Most people are aware that a valid Will determines how their assets are dealt with after they are gone. Wills generally provide for the appointment of a trusted executor/s and gifts to chosen beneficiaries. They may also appoint guardians for minor children and give direction for specific funeral and burial arrangements.
When to review your Will
Many people make a Will, arrange for it to be safely stored and then forget about it. However, in many situations reviewing your Will is just as important as preparing it, particularly when events occur and your Will no longer reflects your wishes.
Your Will should be reviewed when your personal or financial circumstances change. The following events might prompt you to review your Will.
Marriage. The Wills Act 1970 (WA) provides that the subsequent marriage of a testator revokes a Will unless it is made in contemplation of marriage. The Act provides further that the Will is void if made in contemplation of marriage and the marriage is not formalised.
If you intend to marry, have married since making your Will or some time has passed since making your Will, you should have your Will reviewed to ensure that it takes into consideration your new circumstances.
Some older Wills may fall under previous provisions of legislation and have different effects. Generally, Wills older than three years should be reviewed.
Separation. The Wills Act 1970 (WA) provides that a Will is revoked when a marriage comes to an end. A Will should always be reviewed on separation from your spouse or de facto partner to take account of changing circumstances.
As many partners are separated for some time before applying for a divorce, a Will continues to have effect until the divorce is finalised. Accordingly, you should seek legal advice regarding your Will as soon as you separate.
Birth of a child. Obviously the birth of a child will warrant revision of your Will to ensure that child is adequately provided for. Your Will can be drafted to distribute assets equally amongst your children, even those born after your Will is made.
Death or ill health of an executor. You may have appointed an executor/trustee of your estate who is no longer alive, aging, mentally or physically unwell, or who has moved away. In these circumstances you might consider appointing a new executor. Your Will can provide for a substitute executor if your appointed executor is unable or unwilling to act. There is no limit to the number of executors you may appoint. Your executors should be capable of administering your estate in accordance with your wishes, which is often carried out under the guidance of a solicitor.
Death of a beneficiary. A gift to a beneficiary who dies before the testator may fail unless a contrary intention is stated in the Will. If the beneficiary was a child of the deceased then the Wills Act 1970 (WA) provides that the deceased child’s children will instead take the gift. If the testator has no children and a substitute beneficiary is not nominated the gift falls to the residuary estate. This can have unintended effects. A Will that nominates a beneficiary who has passed on should be reviewed to ensure that it still has the desired effect.

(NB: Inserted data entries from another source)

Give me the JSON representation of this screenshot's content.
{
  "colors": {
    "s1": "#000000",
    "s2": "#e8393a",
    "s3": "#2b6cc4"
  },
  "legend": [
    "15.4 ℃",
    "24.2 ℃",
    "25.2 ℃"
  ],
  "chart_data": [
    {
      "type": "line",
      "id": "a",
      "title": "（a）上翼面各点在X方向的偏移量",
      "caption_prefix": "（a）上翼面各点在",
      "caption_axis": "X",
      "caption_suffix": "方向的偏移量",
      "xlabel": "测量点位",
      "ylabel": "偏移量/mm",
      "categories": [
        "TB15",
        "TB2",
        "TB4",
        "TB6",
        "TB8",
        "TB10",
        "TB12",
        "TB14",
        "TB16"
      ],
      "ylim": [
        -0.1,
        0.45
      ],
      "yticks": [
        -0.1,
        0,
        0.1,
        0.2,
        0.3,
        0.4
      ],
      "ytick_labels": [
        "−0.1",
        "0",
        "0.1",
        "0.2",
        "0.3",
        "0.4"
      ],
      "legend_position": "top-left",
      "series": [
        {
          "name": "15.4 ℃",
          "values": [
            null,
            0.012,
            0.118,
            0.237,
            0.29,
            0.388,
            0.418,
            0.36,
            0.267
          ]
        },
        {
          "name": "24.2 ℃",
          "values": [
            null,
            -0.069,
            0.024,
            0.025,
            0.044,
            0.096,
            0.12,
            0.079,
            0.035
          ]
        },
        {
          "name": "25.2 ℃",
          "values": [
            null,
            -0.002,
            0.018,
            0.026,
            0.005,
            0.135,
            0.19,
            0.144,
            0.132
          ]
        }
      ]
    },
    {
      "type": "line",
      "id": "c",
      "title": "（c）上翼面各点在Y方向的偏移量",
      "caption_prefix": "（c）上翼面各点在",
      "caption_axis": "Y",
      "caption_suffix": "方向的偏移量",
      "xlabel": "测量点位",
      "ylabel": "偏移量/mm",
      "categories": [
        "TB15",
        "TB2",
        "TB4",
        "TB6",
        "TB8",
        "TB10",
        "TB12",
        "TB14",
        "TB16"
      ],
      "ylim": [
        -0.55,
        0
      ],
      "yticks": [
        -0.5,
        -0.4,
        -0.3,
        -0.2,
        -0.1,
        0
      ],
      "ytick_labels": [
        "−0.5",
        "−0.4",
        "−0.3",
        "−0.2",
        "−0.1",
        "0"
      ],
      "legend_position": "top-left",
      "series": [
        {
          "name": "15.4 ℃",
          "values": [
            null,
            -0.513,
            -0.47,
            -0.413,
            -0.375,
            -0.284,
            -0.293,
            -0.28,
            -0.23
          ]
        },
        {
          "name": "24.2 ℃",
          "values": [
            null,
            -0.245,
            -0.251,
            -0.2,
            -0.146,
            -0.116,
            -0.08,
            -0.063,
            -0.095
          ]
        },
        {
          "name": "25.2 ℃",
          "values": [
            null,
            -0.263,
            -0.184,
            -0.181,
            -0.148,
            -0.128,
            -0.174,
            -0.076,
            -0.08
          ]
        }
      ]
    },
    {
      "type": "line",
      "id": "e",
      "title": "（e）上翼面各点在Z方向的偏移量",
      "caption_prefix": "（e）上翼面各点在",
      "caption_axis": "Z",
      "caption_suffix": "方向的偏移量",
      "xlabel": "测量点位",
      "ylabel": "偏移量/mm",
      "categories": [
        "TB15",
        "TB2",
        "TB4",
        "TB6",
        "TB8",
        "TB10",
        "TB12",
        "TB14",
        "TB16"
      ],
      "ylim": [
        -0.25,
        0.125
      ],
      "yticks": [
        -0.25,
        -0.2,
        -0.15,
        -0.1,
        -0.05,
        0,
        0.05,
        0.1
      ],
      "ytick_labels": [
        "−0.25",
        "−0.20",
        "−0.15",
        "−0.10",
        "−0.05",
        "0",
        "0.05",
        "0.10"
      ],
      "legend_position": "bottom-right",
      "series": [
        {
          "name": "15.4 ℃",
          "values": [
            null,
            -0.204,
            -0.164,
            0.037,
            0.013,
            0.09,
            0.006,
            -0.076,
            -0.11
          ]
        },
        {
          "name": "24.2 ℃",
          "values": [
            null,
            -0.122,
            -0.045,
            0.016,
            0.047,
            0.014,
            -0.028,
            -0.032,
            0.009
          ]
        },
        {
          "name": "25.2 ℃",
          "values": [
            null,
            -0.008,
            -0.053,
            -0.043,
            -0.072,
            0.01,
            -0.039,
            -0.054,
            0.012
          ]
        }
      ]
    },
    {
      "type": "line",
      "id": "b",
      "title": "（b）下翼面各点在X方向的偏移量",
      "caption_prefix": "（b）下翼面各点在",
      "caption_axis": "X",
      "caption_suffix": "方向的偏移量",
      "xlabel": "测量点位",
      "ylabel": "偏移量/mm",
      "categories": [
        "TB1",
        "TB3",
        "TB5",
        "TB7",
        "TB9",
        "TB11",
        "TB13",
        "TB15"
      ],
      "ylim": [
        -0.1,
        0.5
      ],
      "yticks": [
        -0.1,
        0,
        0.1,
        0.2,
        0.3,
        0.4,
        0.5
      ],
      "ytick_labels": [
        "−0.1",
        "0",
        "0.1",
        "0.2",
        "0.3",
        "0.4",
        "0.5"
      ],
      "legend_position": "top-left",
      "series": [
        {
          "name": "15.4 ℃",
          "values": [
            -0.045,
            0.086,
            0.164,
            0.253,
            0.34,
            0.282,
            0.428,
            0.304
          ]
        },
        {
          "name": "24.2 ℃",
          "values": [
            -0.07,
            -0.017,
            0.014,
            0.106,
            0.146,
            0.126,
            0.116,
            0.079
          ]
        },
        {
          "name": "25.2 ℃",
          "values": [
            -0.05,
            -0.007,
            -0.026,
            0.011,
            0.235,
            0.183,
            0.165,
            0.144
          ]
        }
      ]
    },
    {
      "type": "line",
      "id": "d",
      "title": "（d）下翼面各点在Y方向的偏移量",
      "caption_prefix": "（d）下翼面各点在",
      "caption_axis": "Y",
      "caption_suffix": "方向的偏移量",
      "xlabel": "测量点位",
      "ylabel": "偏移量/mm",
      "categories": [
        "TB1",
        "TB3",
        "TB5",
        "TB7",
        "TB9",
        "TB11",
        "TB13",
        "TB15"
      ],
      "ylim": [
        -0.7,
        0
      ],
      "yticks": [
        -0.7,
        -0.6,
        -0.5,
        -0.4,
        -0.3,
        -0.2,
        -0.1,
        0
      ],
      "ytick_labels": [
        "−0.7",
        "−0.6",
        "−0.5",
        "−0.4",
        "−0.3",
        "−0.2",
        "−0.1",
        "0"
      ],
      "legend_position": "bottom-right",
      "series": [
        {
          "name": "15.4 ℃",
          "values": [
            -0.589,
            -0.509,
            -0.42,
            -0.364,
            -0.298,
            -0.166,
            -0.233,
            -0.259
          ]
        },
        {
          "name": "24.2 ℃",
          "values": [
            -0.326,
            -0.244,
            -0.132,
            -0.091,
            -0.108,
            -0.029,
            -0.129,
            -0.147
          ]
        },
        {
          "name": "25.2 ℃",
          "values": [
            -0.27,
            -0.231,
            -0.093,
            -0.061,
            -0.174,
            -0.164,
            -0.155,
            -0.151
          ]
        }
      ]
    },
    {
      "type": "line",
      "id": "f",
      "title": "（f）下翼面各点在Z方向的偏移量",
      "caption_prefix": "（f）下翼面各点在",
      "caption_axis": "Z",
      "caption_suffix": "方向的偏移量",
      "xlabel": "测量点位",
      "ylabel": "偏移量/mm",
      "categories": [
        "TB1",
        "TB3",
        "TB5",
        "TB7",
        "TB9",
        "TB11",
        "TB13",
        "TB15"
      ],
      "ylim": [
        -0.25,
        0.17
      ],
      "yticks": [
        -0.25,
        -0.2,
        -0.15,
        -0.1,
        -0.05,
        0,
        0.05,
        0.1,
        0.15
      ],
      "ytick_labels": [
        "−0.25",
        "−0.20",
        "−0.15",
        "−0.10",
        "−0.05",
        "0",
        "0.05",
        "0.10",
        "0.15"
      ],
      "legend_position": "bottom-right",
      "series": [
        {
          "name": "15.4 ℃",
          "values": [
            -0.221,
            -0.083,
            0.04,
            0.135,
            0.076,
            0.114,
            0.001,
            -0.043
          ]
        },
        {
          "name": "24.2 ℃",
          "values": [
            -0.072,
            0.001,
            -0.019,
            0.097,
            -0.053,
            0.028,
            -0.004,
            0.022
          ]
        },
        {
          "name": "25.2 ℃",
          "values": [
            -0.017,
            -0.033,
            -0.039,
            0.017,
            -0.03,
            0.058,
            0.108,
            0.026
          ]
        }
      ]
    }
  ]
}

Disposal of a specific gift. A specific gift is clearly identified and separate to other property of the estate; such as a prestige motor vehicle. If you sell or dispose of such an asset after you make your Will then the gift fails. The result is that the intended recipient of the gift may receive nothing at all or a much lesser share of the estate than what you intended. This may have a significant effect, particularly if the asset is of substantial value.
Acquisition of interests in a company or partnership. Property owned by a company cannot generally be disposed of by Will however the shares in a company may be gifted. If you acquire an interest in a partnership you should consider what happens to that interest when you die. Most partnership agreements set out what happens when one partner dies and how that partner’s share of the partnership is distributed. New business interests should always prompt reviewing your Will.
Increased wealth, potential challenges to a Will, vulnerable beneficiaries. Your Will may incorporate a testamentary trust to provide for minors, protect beneficiaries under legal incapacity, safeguard beneficiaries’ assets from creditors or family provision claims and provide certain income tax advantages. If you would like these protective measures incorporated in your estate planning and the value of your assets warrant the administrative and accounting costs of a testamentary trust then it is worthwhile discussing this option with your solicitor.
Life is unpredictable and change inevitable. For better or worse life changes are likely to impact upon your estate planning. For good measure, you could diarise to review your Will each time your tax return is prepared. Remember that your superannuation, binding death benefit nominations, appointments of power of attorney and enduring guardians also form part of effective life and estate planning. These should also be regularly reviewed.